When we think musically of the 1960s, we think of the rock and roll that invaded our entertainment world, but those were also happy days for folk music in the United States, Great Britain and Ireland.
Traditional Irish music was emerging from its undeserved reputation as “swamp music” intended only for the Culchie class outside of Dublin. Ironically, there were forces around Dublin that arose during this time that would forever change this connotation and take formative steps that evolved to make traditional Irish music celebrated and revered around the world in the 21st century.
Comhaltas Ceoltoiri Eireann and Na Piobairi Uilleann were two organizations from the small but seminal gathering place of Thomas Street in Dublin that set high standards for the preservation and promotion of music, rallying musicians across the country where it was flowing to a variety of factors.
Pioneer musician and scholar Sean O’Riada, who merged classical music education and regime into the realm of traditional music, has helped this cause cross a critical threshold. He created an ensemble of traditional musicians around Dublin called Ceoltoiri Chualann which inspired another group called the Chieftains led by Paddy Moloney, where fireside music was elevated to an artistic presentation suitable for stages and settings. more formal.
Throughout history, artists have always depended on wealthy patrons to develop their craft, and traditional Irish music was no different since the days of Turlough O’Carolan.
One such man in the Dublin Society was Garech Browne, whose lineage and Guinness family fortune enabled him to play such a role. His personal affinity with O’Riada and Moloney led to the historic founding of Claddagh Records in 1959, one of Ireland’s most successful record companies.
Browne’s sponsorship during the founding of the company would give prominence and notoriety to folk musicians who were happy to see more serious attention being given to Ireland’s indigenous musical heritage passed down from generation to generation.
Moloney, a Dublin native who studied uilleann pipes under the guidance of master pipemaker Leo Rowsome, came under the sway of O’Riada at Ceoltoiri Chualann and trained the Chieftains, bringing with him Michael Tubridy, Martin Fay, Sean Potts and Sean Keane. They then added Peadar Mercier as a percussionist / bodhranist to complete the set.
Browne and Claddagh produced their first CD titled The Chieftains in 1962 and will make five more albums. In 1968, Moloney assumed the role of Executive Producer of Claddagh for seven years, producing 45 albums of music, poetry and spoken word, one of Ireland’s most important cultural resources as it attracted the attention of the the world for his growing artistic endeavors.
In 1975 Moloney left Claddagh to devote himself full time with other founding members (except Michael Tubridy) of the Chieftains as a professional recording and touring ensemble, adding Matt Molloy, Kevin Conneff and Derek Bell, which went really well for them. and for Ireland.
Last month it was announced that Claddagh Records was being “reformed” under a new licensing deal with industry giant Universal Music, a music publishing giant like Sony and Warner with revenues reaching $ 7 billion worldwide.

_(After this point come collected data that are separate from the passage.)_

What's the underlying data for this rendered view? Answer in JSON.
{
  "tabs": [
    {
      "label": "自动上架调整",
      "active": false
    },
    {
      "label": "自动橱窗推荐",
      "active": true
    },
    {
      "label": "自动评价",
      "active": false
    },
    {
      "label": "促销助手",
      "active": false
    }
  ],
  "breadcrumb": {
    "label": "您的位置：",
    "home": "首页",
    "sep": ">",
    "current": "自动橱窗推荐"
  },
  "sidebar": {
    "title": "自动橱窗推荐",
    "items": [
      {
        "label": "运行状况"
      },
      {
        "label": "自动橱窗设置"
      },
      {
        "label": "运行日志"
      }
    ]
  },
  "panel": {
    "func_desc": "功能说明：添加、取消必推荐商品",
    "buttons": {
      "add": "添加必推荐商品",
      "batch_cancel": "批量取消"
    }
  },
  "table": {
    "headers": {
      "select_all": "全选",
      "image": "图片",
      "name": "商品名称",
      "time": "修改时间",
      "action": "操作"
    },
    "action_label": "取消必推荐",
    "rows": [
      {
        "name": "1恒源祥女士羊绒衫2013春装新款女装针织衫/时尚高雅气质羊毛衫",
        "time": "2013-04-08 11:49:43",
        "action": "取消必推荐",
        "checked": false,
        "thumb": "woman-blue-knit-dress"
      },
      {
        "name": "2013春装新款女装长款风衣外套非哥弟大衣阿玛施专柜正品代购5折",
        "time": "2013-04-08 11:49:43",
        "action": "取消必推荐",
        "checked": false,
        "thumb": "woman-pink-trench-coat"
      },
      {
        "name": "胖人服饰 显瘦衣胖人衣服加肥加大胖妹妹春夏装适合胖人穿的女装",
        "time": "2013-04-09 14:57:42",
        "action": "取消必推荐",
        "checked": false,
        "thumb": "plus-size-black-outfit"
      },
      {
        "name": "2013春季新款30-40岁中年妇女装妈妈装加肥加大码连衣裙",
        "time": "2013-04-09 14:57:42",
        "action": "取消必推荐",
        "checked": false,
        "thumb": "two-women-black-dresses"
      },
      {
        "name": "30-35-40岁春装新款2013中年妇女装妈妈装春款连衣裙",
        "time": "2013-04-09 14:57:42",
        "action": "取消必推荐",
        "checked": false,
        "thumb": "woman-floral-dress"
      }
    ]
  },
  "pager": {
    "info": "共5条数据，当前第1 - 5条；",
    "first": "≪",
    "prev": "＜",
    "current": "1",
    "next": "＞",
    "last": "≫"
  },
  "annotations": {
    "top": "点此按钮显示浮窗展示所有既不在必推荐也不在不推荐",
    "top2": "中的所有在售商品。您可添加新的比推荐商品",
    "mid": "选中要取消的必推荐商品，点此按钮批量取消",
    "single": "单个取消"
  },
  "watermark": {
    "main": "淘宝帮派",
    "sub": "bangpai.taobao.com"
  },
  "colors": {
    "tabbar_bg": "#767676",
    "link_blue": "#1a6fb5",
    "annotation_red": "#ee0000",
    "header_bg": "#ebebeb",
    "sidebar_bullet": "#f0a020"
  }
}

In a deal like the one with Tara Records mentioned in this space in another column, the entire Claddagh catalog has been remastered and re-released and available worldwide via online sales (claddaghrecords.com), and that includes a few Classic recordings that will be available on the newly popular vinyl record format.
The Browne family have remained involved since Garech Browne’s death in March 2018, making over 60 boxes of original historical and cultural records that have been stored in a Bank of Ireland vault for decades as part of the ‘OK.
The potential for recovery and renewed interest here follows a trend line in traditional Irish music and poetry that all old is new again, with a younger audience joining an older population still appreciating d ‘have a hard drive in your hands to savor sounds that set standards years ago in Irish music.
For example, the aforementioned Rowsome, an Irish flute player, teacher and pipe maker whose King of the Pipers album was the very first Claddagh release recorded at Browne’s Lugalla in Wicklow, will be available again.
If you are a fan of the legendary mastery of the Chieftains of the trad world, the online catalog features the first 10 discs where the titles were listed (Chieftains 2, Chieftains 3, etc.) where you can follow their professional and artistic progress.
Chieftains 10 marks their first foray outside of Ireland for musical inspiration with a visit to Texas, where their now robust âCotton Eye Joeâ was first incorporated into their repertoire.
The always ingenious Moloney discovered a cross-fertilization path for their music that has added extra fuel to their fireside music across the world, including the Great Wall of China.
This triumphant march of the early days of Claddagh will be celebrated in 2022 when the Chieftains and Claddagh mark 60 years trotting as Ireland’s first traditional music ensemble with a special recording.
There is no doubt that the recording industry has undergone tremendous changes in the 62 years of Claddagh Records’ existence, and record store sales are no longer the primary place to keep durable goods between yours. hands.
Claddagh recently closed his shop in Dublin’s Temple Bar district with some dismay, but knowing he intends to trade around the clock online with vintage goods that belong to the solid traditional music library from anyone is certainly something to applaud at any time. See what you can find at Claddagh Records.
* This column first appeared in the June 9 edition of Irish Voice, sister publication of IrishCentral.